While some organizations focus on vanity metrics such as “likes,” savvy B2B teams understand that a like does not spell success. With like bots crawling platforms, it’s easier than ever to receive a thumbs-up. Plus, even if a like is organic, it does not mean that the prospect is seriously exploring your tool. But when an audience member shares a piece of content using his or her social profile, it’s often an indication of a deeper level of investment.

When individuals share a blog post or image, it’s because they were so deeply affected (positively or negatively) that they felt the need to evangelize the content among their social networks. Usually, if the content you’re providing receives likes but not shares, you’re probably not offering audiences information impactful or insightful enough to convince them to spread the word.

· Customer Acquisition Cost

B2B sales and marketing teams often employ a whatever-it-takes attitude when it comes to closing deals and acquiring customers. But this persistent approach doesn’t mean that any team should also take a whatever-it-costs attitude for customer acquisition. Customer acquisition cost is the total of how much it costs to convert one target audience member into a paying customer.

These costs can include the CPC of a PPC campaign that initially drove the target to your brand’s site, the price of a research-based case study that you created to drive email open rates, the cost of hosting a webinar on your site, and the number of hours sales and marketing teams spend liaising with target audiences in trying to convince them to buy or subscribe.

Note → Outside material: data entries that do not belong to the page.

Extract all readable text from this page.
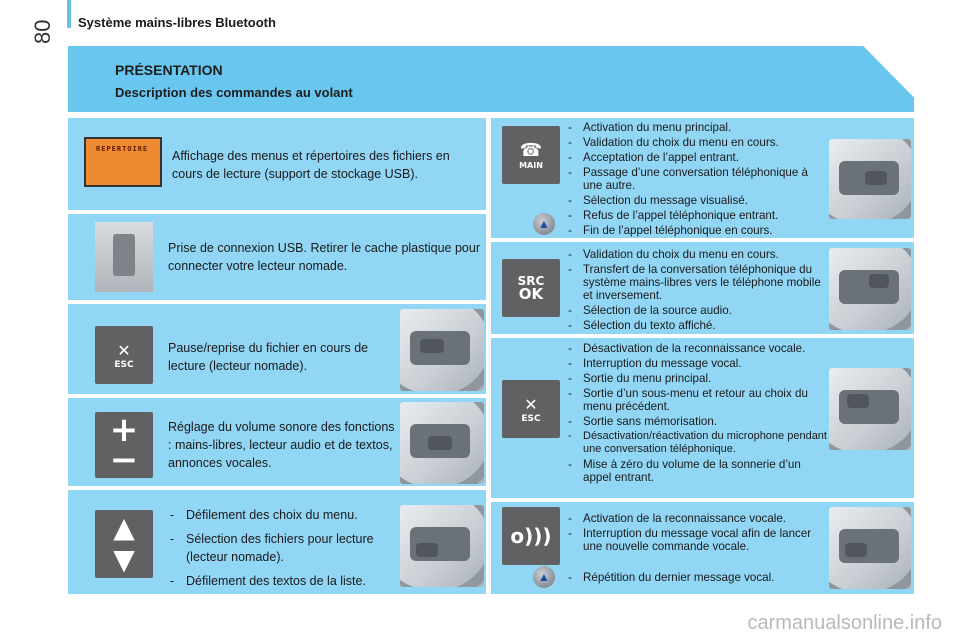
80 Système mains-libres Bluetooth
PRÉSENTATION
Description des commandes au volant
REPERTOIRE Affichage des menus et répertoires des fichiers en cours de lecture (support de stockage USB).
Prise de connexion USB. Retirer le cache plastique pour connecter votre lecteur nomade.
✕
ESC
Pause/reprise du fichier en cours de lecture (lecteur nomade).
+
−
Réglage du volume sonore des fonctions : mains-libres, lecteur audio et de textos, annonces vocales.
▲
▼
- Défilement des choix du menu.
- Sélection des fichiers pour lecture (lecteur nomade).
- Défilement des textos de la liste.
☎
MAIN
▲
- Activation du menu principal.
- Validation du choix du menu en cours.
- Acceptation de l’appel entrant.
- Passage d’une conversation téléphonique à une autre.
- Sélection du message visualisé.
- Refus de l’appel téléphonique entrant.
- Fin de l’appel téléphonique en cours.
SRC
OK
- Validation du choix du menu en cours.
- Transfert de la conversation téléphonique du système mains-libres vers le téléphone mobile et inversement.
- Sélection de la source audio.
- Sélection du texto affiché.
✕
ESC
- Désactivation de la reconnaissance vocale.
- Interruption du message vocal.
- Sortie du menu principal.
- Sortie d’un sous-menu et retour au choix du menu précédent.
- Sortie sans mémorisation.
- Désactivation/réactivation du microphone pendant une conversation téléphonique.
- Mise à zéro du volume de la sonnerie d’un appel entrant.
o)))
▲
- Activation de la reconnaissance vocale.
- Interruption du message vocal afin de lancer une nouvelle commande vocale.
- Répétition du dernier message vocal.
carmanualsonline.info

Too often, the cost of acquiring a customer outweighs the value he or she provides, especially if there are few opportunities for future upsells or long-term customer retention. You can calculate customer acquisition cost by dividing a campaign’s total marketing costs by the number of customers acquired within a specific period. If your CAC rates are high or consistently rising, it’s a red flag telling you that something in your marketing funnel is amiss.

·  Domain Authority

Every business, including B2B companies, must be mindful of their domain authority to drive ongoing, organic traffic. The cost of running outbound marketing campaigns can be high, and rather than throwing the entirety of your budget at social ads and content production, you should also attempt to usher in organic leads.

The best way to secure this inbound interest is by maintaining a high domain authority. Domain authority refers to a site’s ranking based on a scale of 1-100; the sites that boast higher rankings are better placed to receive more traffic and SERP awareness. Your DA comprises several factors, including Mozrank, Moztrust, and Link Profile.

Among the best ways to ensure DA improvement is to generate high-quality content consistently. The more quality content you deliver, the more likely it is that your site will garner backlinks to build authority. If your DA slips from month to month, it’s an indication that other sites have stopped linking to you because they either do not trust your content or you have not put out enough new content.

The Final Word—Boosting Profitability

Keep these five metrics in mind the next time you implement an online B2B marketing campaign. They’ll tell you how effective your campaign is in generating brand interests and whether you need to make changes to it. Making on-the-fly adjustments to your marketing campaigns can not only boost prospect interest but also cut marketing expenses. More importantly, it can help shorten the time it takes for you to find and convert a prospect. That, in turn, can boost your B2B company’s profitability. And that’s what B2B marketing is all about.